Macron est également vulnérable au ressentiment populaire face à la flambée des prix du carburant à la suite de la guerre en Ukraine – c’est une taxe verte sur le carburant qui a déclenché le gilets jaunes 2018 manifestations anti-gouvernementales – et à des accusations selon lesquelles il est distant, indifférent et peu disposé à déléguer des tâches gouvernementales à ses ministres.
Il compte sur un grand rassemblement samedi à La Défense aux portes de Paris pour dynamiser sa campagne.
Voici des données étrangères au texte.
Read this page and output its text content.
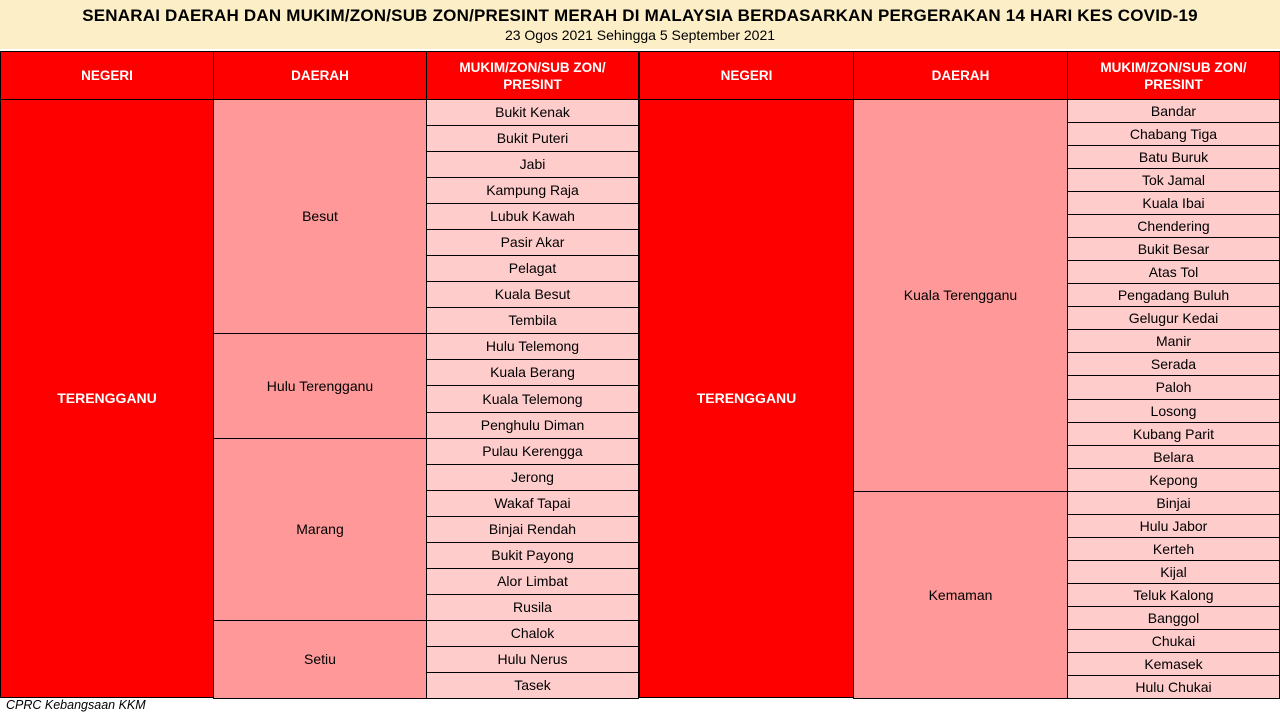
SENARAI DAERAH DAN MUKIM/ZON/SUB ZON/PRESINT MERAH DI MALAYSIA BERDASARKAN PERGERAKAN 14 HARI KES COVID-19
23 Ogos 2021 Sehingga 5 September 2021
NEGERI	DAERAH
MUKIM/ZON/SUB ZON/
PRESINT
TERENGGANU
Besut
Bukit Kenak
Bukit Puteri
Jabi
Kampung Raja
Lubuk Kawah
Pasir Akar
Pelagat
Kuala Besut
Tembila
Hulu Terengganu
Hulu Telemong
Kuala Berang
Kuala Telemong
Penghulu Diman
Marang
Pulau Kerengga
Jerong
Wakaf Tapai
Binjai Rendah
Bukit Payong
Alor Limbat
Rusila
Setiu
Chalok
Hulu Nerus
Tasek
NEGERI	DAERAH
MUKIM/ZON/SUB ZON/
PRESINT
TERENGGANU
Kuala Terengganu
Bandar
Chabang Tiga
Batu Buruk
Tok Jamal
Kuala Ibai
Chendering
Bukit Besar
Atas Tol
Pengadang Buluh
Gelugur Kedai
Manir
Serada
Paloh
Losong
Kubang Parit
Belara
Kepong
Kemaman
Binjai
Hulu Jabor
Kerteh
Kijal
Teluk Kalong
Banggol
Chukai
Kemasek
Hulu Chukai
CPRC Kebangsaan KKM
Les ministres et les partisans de Macron ont bombardé les médias sociaux de messages vidéo sur l’événement pour faire passer le message que la victoire électorale est loin d’être assurée.
« Dans la vie comme en politique, rien n’est jamais sûr, rien n’est jamais gagné d’avance. . . Il est essentiel que nous nous mobilisions », a déclaré Olivia Grégoire, ministre adjointe des finances chargée de l’économie sociale et solidaire, dans son appel. « Comme vous le savez, de nombreux candidats peignent notre pays en noir pour des raisons opportunistes. »
Cette élection présidentielle, au milieu d’une pandémie et d’une guerre en Europe, pourrait être marquée par un taux d’abstention élevé qui pourrait affecter la fiabilité des sondages d’opinion, et les commentateurs disent que l’équipe de campagne de Macron a raison d’être prudente.
« Pour le moment, l’issue la plus probable est la réélection de Macron », a déclaré Bruno Cautrès de Sciences Po, « mais cela ne veut pas dire que ce soit totalement certain ou qu’il puisse aller aux élections les mains dans les poches. C’est tout de même très compétitif.